A filmmaker friend sent me into a funk this morning. He managed this feat by declaring that he loves Alfred Hitchcock‘s Marnie, and insisting that it’s a “fantastic” film. My first reaction was “dear God.” My second reaction was to send him the following:

“No one is more passionate about film and other things than yourself, but Marnie? Please name one aspect of Marnie that truly and consistently works, in your view. Name one aspect that you regard as truly ‘fantastic.’

Tippi Hedren delivered the brittle and repressed, but she couldn’t deliver the eros — it just wasn’t there. Hitchcock never admitted this in so many words, but he was looking to turn audiences on with Marnie. It’s a film about repression, constipation and memory panic, but he wanted Hedren to deliver ‘the volcano’, as he once said.
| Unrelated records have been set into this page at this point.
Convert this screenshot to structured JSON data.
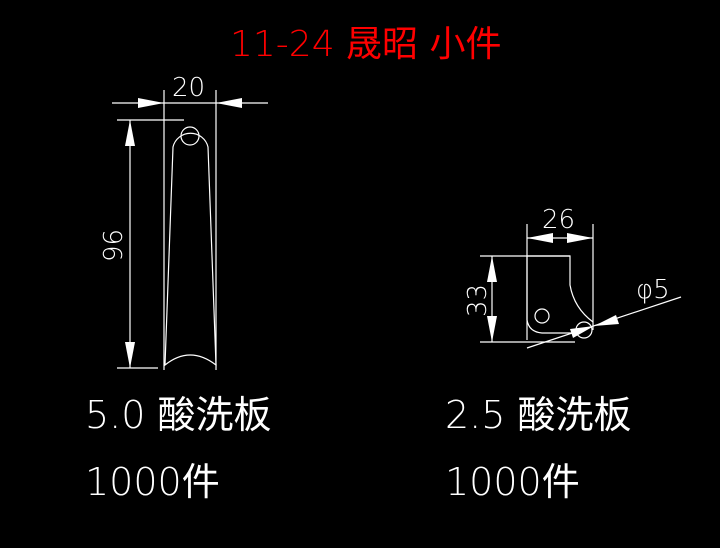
{
  "title": {
    "text": "11-24 晟昭 小件",
    "color": "#ff0000"
  },
  "parts": [
    {
      "width_dim": "20",
      "height_dim": "96",
      "material": "5.0 酸洗板",
      "quantity": "1000件"
    },
    {
      "width_dim": "26",
      "height_dim": "33",
      "hole_dim": "φ5",
      "material": "2.5 酸洗板",
      "quantity": "1000件"
    }
  ],
  "colors": {
    "background": "#000000",
    "lines": "#ffffff"
  }
}
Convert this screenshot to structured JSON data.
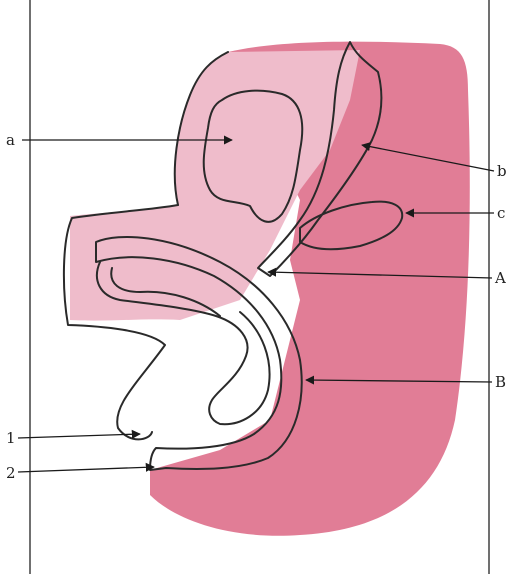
{
  "labels": {
    "a": "a",
    "b": "b",
    "c": "c",
    "A": "A",
    "B": "B",
    "one": "1",
    "two": "2"
  },
  "colors": {
    "tissue_pink": "#e07a93",
    "tissue_light": "#f1c8d2",
    "organ_pale": "#e9e4ec",
    "outline": "#2a2a2a"
  }
}
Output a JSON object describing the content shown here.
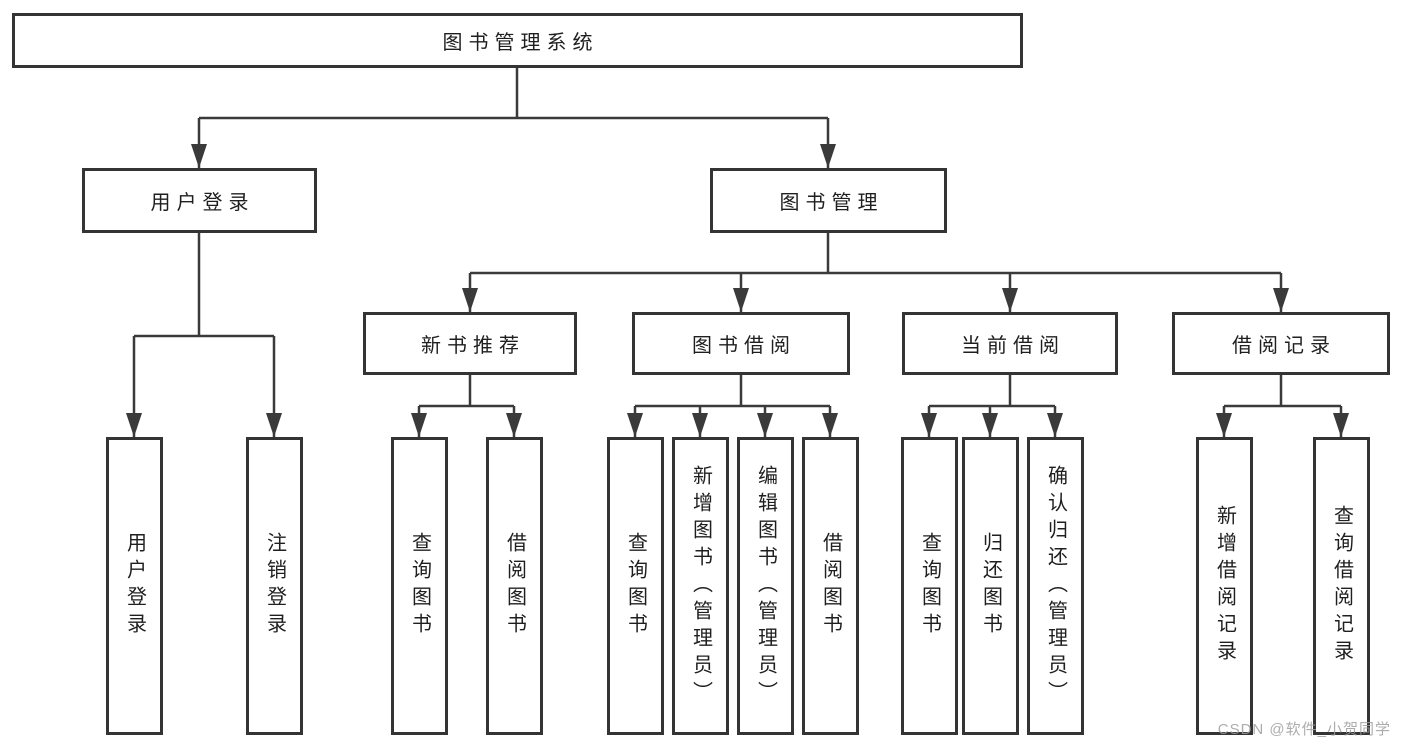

But she couldn’t.

“Grace Kelly, whom Hitch had originally cast, might have succeeded in this regard.

“Those stilted scenes with her deranged mother (Louise Latham), that deadly on-the-nose dialogue, those absurd flashes of red, those awful process shots when Hedren is riding her horse, those almost comically fake backdrop paintings by Albert Whitlock, etc.

“You’re basically stuck with a lead actress who can never be healthy, never trust anyone, never have great sex, never breathe easy.

“I like Sean Connery’s performance, the Bernard Herrmann score, the suspenseful Act One robbery sequence.

“I appreciate that Marnie is as much about Hitchcock self-portraiture as Vertigo was. In actuality Hitch was basically Connery’s “Mark Rutland” character, an authority figure using power and pressure to get Marnie/Hedren to sleep with him. Rutland and Vertigo‘s Scotty Ferguson are both rooted in a pervy, twisted psychology. And their respective lead females are liars, fakers and unreliable narrators.

“The bottom line? Hitch adored his ice queens (‘There are hills in that thar gold’) but at the end of the day his big erotic fixation was upon food.”